In a dairy plant, according to Ristow, premium efficiency motors are most applicable to pumps, fans, conveyors or other applications where motors run for several hours a day. “In those cases, their extra cost can be most easily paid back in energy savings,” he says. For operations with frequent washdowns, WEG also supplies a line of Shark(TM) motors encased in a fully stainless steel exterior.

Exlar also has launched several energy-saving motors, including segmented lamination brushless servo motors. “These motors are more thermally efficient than traditional brushless motors, and allow for the customer to receive higher performance in the same package size,” explains Walker, adding that the motors also include thermally conductive insulating features that conduct heat away from the source.

As one of the nation’s largest motor and drive companies, Rockwell Automation offers highly efficient motors in a variety of sizes and potential applications, in both smooth-frame cast iron and finned surfaces. “If we were to pinpoint just the motors part of our business, we like to talk about our finned products. These motors are our premium efficiency motors, designed for the best efficiencies with variable frequency drives,” says McElhinny. “The fin frame allows the motor to conduct and convect heat, which smoothbody motors don’t do as well. The heavy cast-iron surfaces meanwhile, are among the most robust.”

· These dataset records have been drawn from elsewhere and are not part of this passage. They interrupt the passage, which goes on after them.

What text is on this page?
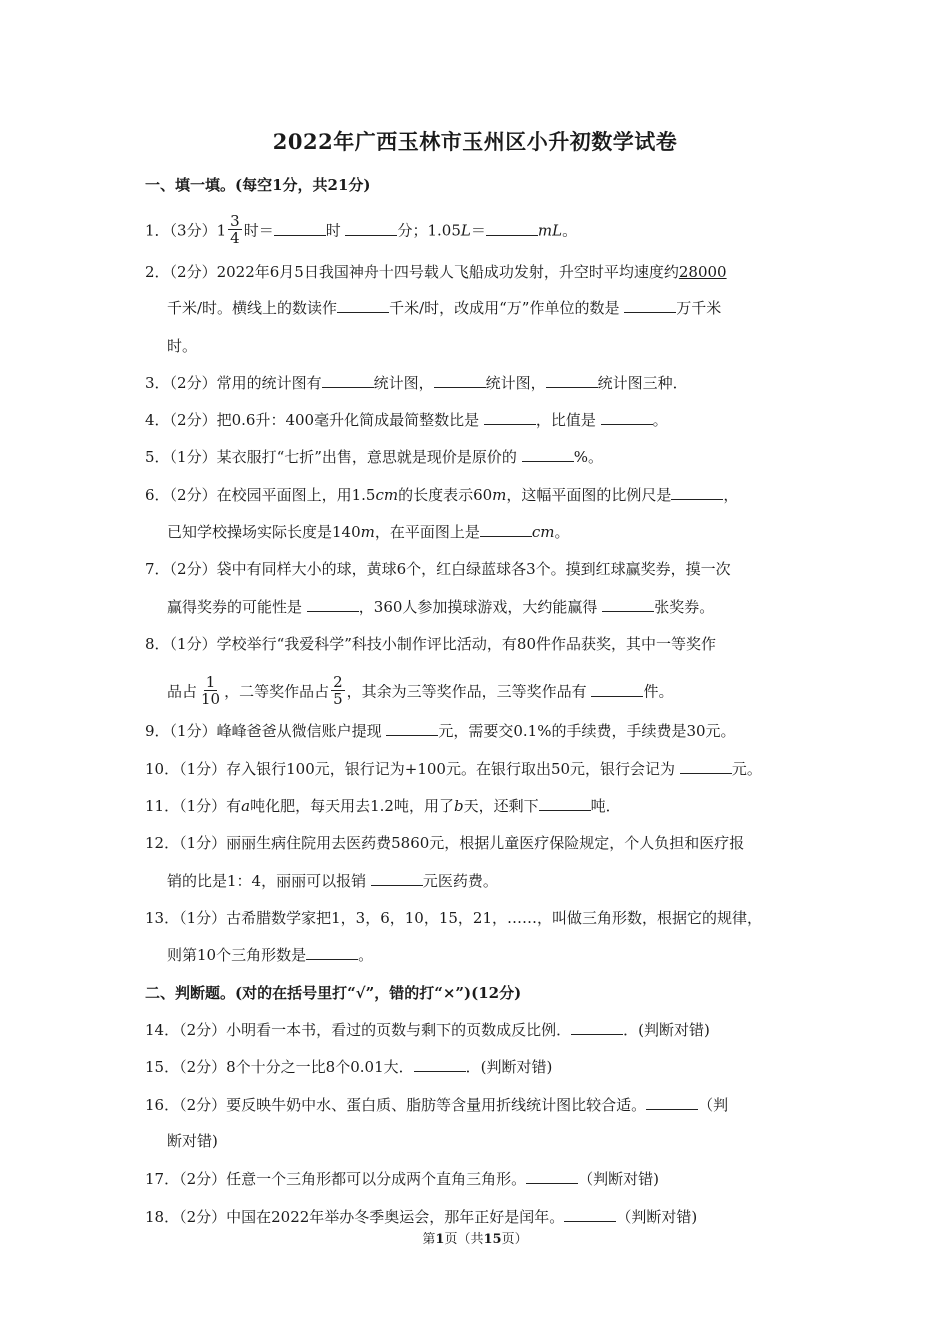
2022年广西玉林市玉州区小升初数学试卷
一、填一填。(每空1分，共21分)
1．（3分）$1 \frac{3}{4}$ 时＝	时	分；1.05L＝	mL。
2．（2分）2022年6月5日我国神舟十四号载人飞船成功发射，升空时平均速度约28000
千米/时。横线上的数读作	千米/时，改成用“万”作单位的数是	万千米
时。
3．（2分）常用的统计图有	统计图，	统计图，	统计图三种．
4．（2分）把0.6升：400毫升化简成最简整数比是	，比值是	。
5．（1分）某衣服打“七折”出售，意思就是现价是原价的	%。
6．（2分）在校园平面图上，用1.5cm的长度表示60m，这幅平面图的比例尺是	，
已知学校操场实际长度是140m，在平面图上是	cm。
7．（2分）袋中有同样大小的球，黄球6个，红白绿蓝球各3个。摸到红球赢奖券，摸一次
赢得奖券的可能性是	，360人参加摸球游戏，大约能赢得	张奖券。
8．（1分）学校举行“我爱科学”科技小制作评比活动，有80件作品获奖，其中一等奖作
品占 $\frac{1}{10}$ ，二等奖作品占 $\frac{2}{5}$ ，其余为三等奖作品，三等奖作品有	件。
9．（1分）峰峰爸爸从微信账户提现	元，需要交0.1%的手续费，手续费是30元。
10．（1分）存入银行100元，银行记为+100元。在银行取出50元，银行会记为	元。
11．（1分）有a吨化肥，每天用去1.2吨，用了b天，还剩下	吨．
12．（1分）丽丽生病住院用去医药费5860元，根据儿童医疗保险规定，个人负担和医疗报
销的比是1：4，丽丽可以报销	元医药费。
13．（1分）古希腊数学家把1，3，6，10，15，21，……，叫做三角形数，根据它的规律，
则第10个三角形数是	。
二、判断题。(对的在括号里打“√”，错的打“×”)(12分)
14．（2分）小明看一本书，看过的页数与剩下的页数成反比例．	．(判断对错)
15．（2分）8个十分之一比8个0.01大．	．(判断对错)
16．（2分）要反映牛奶中水、蛋白质、脂肪等含量用折线统计图比较合适。	（判
断对错)
17．（2分）任意一个三角形都可以分成两个直角三角形。	（判断对错)
18．（2分）中国在2022年举办冬季奥运会，那年正好是闰年。	（判断对错)
第1页（共15页）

According to McElhinny, Rockwell Automation is able to provide integrated energy solutions, from starters, drives and motors to gear reducers and synchronous belt drives. “We are a fullline automation supplier. We try to power match, whether it’s an AllenBradley or a Reliance VFD, with the right kind of motor and right kind of reducer,” he says, noting that upgrades are frequently customized by need and priority. “We provide customers with modernization solutions. For example, you may not have to change a pump or conveyor but your HP and speed have changed, so we recommend a different drive solution to manage that.”

The energy situation – while not yet a broad-based crunch – is expected to continue to be sporadically uncertain. As manufacturers seek to save and conserve energy wherever possible, motors and drives are warranting a close look. “They are getting involved in it,” says Ho of dairy operators. “My experience is that plant owners look at it from two ways – one is uptime and one is throughput. When they think of the technology available for more uptime and throughput, they become aware of this.”

Lynn Petrak is a freelance journalist based in the Chicago area.